Thursday, April 26, 2012
April 26, 1986, the number four reactor at the Chernobyl nuclear power plant near Kyiv, Ukraine, exploded in the world’s worst nuclear disaster to date. The fire caused by the accident burned for 10 days. The Chernobyl nuclear facility, consisting of four 1,000-megawatt reactors, was built and operated by the Soviet Union. At the time of the disaster, the Soviet Union neglected to immediately inform both its own people and its neighboring countries about the catastrophic disaster. The full truth about the incident was not released to the public until years later. A United Nations report estimates the number of deaths immediately caused by the disaster was about 4,000. However, some major environmental organizations have placed the estimated number of deaths much higher at approximately 100,000 people.

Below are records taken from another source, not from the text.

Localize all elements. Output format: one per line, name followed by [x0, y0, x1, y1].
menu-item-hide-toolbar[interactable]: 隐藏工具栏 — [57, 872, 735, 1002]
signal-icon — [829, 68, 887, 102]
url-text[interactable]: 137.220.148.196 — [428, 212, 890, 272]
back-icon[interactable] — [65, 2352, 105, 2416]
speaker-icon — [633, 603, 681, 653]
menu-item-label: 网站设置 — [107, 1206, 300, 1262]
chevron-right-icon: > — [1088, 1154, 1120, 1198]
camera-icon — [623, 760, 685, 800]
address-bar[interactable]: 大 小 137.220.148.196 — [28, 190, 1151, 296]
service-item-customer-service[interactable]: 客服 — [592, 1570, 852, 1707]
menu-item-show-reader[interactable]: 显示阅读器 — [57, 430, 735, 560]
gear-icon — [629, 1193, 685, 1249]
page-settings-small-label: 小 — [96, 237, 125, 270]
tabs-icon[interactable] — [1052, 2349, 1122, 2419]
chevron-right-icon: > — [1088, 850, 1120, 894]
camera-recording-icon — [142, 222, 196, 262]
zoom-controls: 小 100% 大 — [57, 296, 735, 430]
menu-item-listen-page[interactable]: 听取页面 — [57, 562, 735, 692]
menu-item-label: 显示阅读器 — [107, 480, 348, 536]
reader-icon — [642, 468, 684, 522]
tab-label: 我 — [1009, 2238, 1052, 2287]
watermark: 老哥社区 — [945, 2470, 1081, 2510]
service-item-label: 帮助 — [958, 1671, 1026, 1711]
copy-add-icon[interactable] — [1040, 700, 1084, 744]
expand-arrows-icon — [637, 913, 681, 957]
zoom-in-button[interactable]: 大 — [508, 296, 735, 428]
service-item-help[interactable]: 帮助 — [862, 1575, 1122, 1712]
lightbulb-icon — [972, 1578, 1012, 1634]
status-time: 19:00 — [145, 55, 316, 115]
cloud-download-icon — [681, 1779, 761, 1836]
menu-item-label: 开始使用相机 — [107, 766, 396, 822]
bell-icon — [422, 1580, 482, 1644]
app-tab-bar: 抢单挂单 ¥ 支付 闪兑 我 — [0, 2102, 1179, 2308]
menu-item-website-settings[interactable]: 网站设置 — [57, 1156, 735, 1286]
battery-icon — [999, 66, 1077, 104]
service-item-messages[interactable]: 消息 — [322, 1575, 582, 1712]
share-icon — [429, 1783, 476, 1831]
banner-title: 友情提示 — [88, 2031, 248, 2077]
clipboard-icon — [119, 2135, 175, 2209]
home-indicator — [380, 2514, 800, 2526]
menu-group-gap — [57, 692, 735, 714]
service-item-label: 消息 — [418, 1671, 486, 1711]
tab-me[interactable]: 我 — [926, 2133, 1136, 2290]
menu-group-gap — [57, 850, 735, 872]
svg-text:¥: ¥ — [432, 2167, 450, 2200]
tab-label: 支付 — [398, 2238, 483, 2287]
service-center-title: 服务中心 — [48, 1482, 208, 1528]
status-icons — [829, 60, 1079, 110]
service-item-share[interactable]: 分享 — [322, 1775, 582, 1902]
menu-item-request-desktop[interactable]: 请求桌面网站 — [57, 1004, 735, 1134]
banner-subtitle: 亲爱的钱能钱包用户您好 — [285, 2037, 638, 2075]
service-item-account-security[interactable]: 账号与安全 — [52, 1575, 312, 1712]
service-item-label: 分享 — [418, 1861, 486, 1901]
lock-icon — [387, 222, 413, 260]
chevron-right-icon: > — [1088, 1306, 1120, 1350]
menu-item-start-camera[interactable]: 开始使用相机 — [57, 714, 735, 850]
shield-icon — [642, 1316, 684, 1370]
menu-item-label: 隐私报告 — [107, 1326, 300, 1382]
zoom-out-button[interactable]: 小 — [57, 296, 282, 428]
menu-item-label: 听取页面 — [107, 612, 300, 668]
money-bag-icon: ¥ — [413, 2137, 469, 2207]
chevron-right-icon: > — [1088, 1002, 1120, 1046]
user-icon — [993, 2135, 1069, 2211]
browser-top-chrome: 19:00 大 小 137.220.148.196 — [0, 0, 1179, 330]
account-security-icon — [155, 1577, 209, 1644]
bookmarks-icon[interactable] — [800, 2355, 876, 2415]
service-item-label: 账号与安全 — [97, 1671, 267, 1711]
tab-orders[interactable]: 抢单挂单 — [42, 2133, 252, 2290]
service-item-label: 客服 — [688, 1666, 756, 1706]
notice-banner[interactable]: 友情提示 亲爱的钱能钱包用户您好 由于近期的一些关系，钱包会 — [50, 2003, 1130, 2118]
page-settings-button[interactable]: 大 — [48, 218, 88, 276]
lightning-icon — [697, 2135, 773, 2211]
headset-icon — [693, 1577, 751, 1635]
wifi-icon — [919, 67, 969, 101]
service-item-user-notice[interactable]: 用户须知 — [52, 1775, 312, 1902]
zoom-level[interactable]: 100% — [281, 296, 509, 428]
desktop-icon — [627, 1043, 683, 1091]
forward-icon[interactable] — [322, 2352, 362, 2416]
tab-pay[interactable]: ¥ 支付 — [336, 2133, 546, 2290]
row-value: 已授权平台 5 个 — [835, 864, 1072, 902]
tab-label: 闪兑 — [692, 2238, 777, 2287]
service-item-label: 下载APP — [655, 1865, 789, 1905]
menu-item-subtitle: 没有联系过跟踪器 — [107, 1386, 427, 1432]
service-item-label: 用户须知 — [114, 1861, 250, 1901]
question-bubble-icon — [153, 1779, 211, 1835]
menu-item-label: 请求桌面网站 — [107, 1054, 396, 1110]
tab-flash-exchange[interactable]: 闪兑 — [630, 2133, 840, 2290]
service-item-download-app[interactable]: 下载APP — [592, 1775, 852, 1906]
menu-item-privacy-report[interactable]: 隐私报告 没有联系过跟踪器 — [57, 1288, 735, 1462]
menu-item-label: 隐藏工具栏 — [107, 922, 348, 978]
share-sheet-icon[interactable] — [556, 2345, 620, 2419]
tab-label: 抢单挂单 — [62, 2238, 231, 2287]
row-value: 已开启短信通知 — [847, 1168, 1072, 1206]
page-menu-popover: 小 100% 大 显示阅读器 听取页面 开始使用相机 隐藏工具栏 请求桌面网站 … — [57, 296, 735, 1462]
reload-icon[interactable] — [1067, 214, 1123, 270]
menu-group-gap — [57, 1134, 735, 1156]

Today, 26 years after the Chernobyl nuclear disaster, the leaky, structurally unsound concrete and steel encasement, or “sarcophagus,” covering the remnants of the nuclear plant, remains a grave danger to local residents. One organization working with victims, Chabad’s Children of Chernobyl (CCOC), continues to bring the disaster’s youngest victims to safety. Recently, CCOC completed its 97th rescue mission, bringing 26 more children to safety. Since 1986, CCOC has helped give a better life to 2,822 children. In a statement marking commemorating the accident, founding CCOC board member, Nancy Spielberg (sister of famed director Steven Spielberg) said there are children still “facing devastating illnesses from radiation contamination—radiation that will be with us for thousands of years. As we’ve seen from the recent Fukushima Daiichi nuclear disaster in Japan, the impact from this kind of radioactivity is as devastating today as it was 26 years ago.”